Senior sources in Beijing maintain that three provinces in China falsified their submissions of Fixed Asset Investment data that went into the official national government statistics last week to exaggerate their numbers to the upside.
These provincial leaders, allegedly, were reprimanded by Premier Li Keqiang, who then instructed the National Bureau of Statistics to recalculate the aggregate national data with updated and more accurate information.
That recalculation, from what we understand, adjusted the nine month YTD Year-on-Year FAI growth rate downwards, from 5.6% to 5.4%, which in turn, resulted in an adjustment of the Q3 GDP release downwards by 0.1%, from 6.1% to 6.0% — that is, skirting right at the cusp of the psychologically sensitive 6% lower band of the GDP target range initially set for this year by the State Council.

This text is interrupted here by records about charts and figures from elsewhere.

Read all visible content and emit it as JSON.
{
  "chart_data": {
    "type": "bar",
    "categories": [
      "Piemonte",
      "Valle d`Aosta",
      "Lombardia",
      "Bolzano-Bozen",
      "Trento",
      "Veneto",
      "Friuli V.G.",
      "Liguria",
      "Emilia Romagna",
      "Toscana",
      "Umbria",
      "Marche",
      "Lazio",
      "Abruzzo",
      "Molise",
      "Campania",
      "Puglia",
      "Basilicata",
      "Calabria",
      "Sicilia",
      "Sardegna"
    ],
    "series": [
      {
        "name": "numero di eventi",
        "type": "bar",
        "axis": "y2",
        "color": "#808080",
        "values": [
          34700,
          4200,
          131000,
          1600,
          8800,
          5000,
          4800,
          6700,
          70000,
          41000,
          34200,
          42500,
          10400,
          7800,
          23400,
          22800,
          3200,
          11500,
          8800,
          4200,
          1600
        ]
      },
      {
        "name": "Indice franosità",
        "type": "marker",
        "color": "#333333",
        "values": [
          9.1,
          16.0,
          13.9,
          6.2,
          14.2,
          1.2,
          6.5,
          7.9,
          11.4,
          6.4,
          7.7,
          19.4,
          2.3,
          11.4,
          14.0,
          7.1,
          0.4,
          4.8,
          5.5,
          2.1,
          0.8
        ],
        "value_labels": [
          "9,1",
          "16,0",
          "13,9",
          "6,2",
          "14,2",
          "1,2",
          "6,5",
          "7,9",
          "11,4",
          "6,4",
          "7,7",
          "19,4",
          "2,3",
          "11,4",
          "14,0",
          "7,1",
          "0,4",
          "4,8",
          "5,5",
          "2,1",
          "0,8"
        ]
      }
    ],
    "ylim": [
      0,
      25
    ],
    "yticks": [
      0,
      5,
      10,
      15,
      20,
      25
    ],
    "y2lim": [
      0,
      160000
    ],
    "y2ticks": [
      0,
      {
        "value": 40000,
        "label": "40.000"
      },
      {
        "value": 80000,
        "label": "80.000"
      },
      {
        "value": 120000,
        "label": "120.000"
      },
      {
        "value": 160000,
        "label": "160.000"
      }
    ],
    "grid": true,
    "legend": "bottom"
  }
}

While it is not exactly clear what additional measures he may have in mind, Premier Li has since vowed to ensure the economic situation stabilizes and will show some modest recovery from Q4, and that Q4 GDP will not be lower than the 6.0% registered for Q3. That expectation is predicated in part on hopes that the effect of the tax cuts and monetary policy easing to date will be felt more acutely in Q4, in addition to some acceleration in local government special bond issuance and major project approvals leading to a rebound in infrastructure spending.
As to the trade negotiations, President Xi Jinping will deliver three reports at the upcoming Fourth Plenary Session of the 19th Central Committee, one of which will focus on the international environment.
In that report, Xi will update the current Sino-US relations, and set the guidelines and framework for a possible interim China-US trade agreement, as desired by both sides, for mid-November.